Le Conseil constitutionnel a été saisi le 9 mars 2022 d’une réclamation relative à la liste des candidats à l’élection présidentielle.
Le requérant contestait la validité de présentations de candidature en raison d’une omission de prénoms sur certains formulaires.
La question de droit portait sur le contrôle de la validité des présentations opéré par le Conseil constitutionnel.
Le Conseil constitutionnel a rejeté la réclamation en estimant avoir procédé à toutes les vérifications nécessaires.
I. La recevabilité de la réclamation fondée sur un droit strict
Le Conseil constitutionnel a reconnu la recevabilité de la réclamation en se fondant sur l’article 8 du décret du 8 mars 2001.
La décision précise que “le droit de réclamation contre l’établissement de la liste des candidats est ouvert à toute personne ayant fait l’objet de présentation” (considérant 1).
Cette solution affirme le caractère individuel et strict de l’accès au contentieux de la liste électorale présidentielle.
La valeur de cette interprétation est de garantir un droit de recours effectif aux candidats évincés de la liste.
La portée est de limiter la légitimité à agir aux seuls présentés, excluant tout électeur ou tiers.
II. L’étendue du contrôle du Conseil constitutionnel sur les présentations
Le Conseil constitutionnel rappelle qu’il lui appartient de contrôler le nombre et la validité des présentations.
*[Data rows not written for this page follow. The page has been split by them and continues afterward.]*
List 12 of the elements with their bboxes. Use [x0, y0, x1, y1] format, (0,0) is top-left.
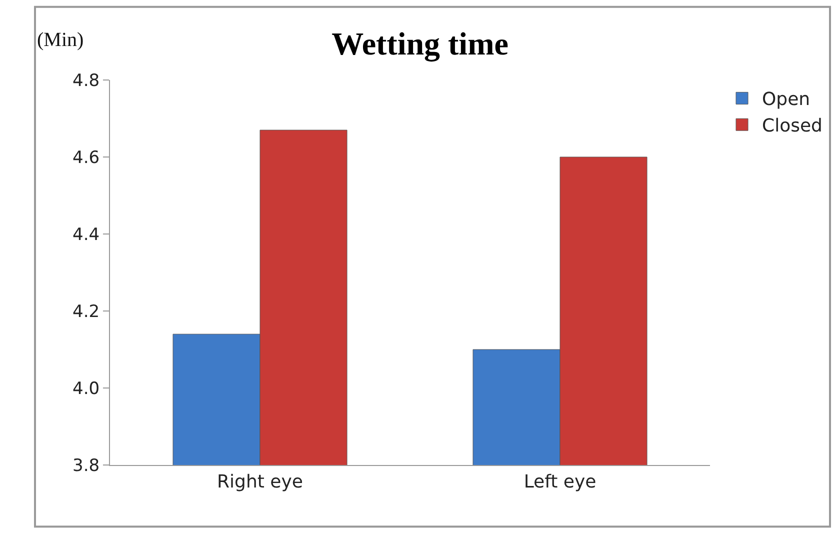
chart-title: Wetting time: [332, 26, 508, 62]
y-tick-label: 4.4: [72, 224, 100, 245]
x-tick-label: Left eye: [524, 472, 596, 493]
legend-label: Closed: [762, 116, 822, 137]
legend-label: Open: [762, 89, 810, 110]
y-axis-title: (Min): [37, 29, 84, 51]
y-tick-label: 4.8: [72, 70, 100, 91]
y-tick-label: 3.8: [72, 456, 100, 476]
y-tick-label: 4.0: [72, 378, 100, 399]
y-tick-label: 4.2: [72, 302, 100, 322]
y-tick-label: 4.6: [72, 148, 100, 168]
x-tick-label: Right eye: [217, 472, 303, 493]
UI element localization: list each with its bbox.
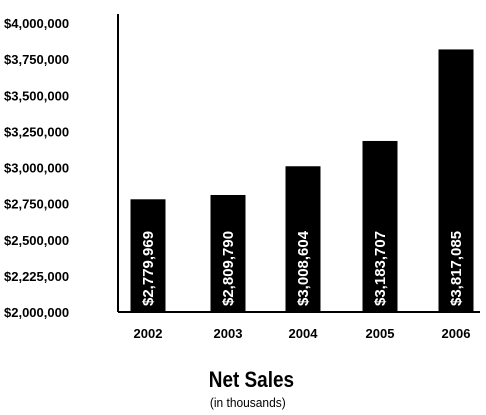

Il souligne qu’il “a procédé à toutes les vérifications qu’il a jugées utiles pour établir la liste des candidats” (considérant 4).
Cette affirmation consacre un pouvoir souverain d’appréciation du juge constitutionnel en la matière.
Le sens de la décision est de rejeter l’allégation d’un défaut de vérification sur les homonymies potentielles.
La portée est de refuser d’imposer une obligation de mention exhaustive des prénoms sur chaque formulaire de présentation.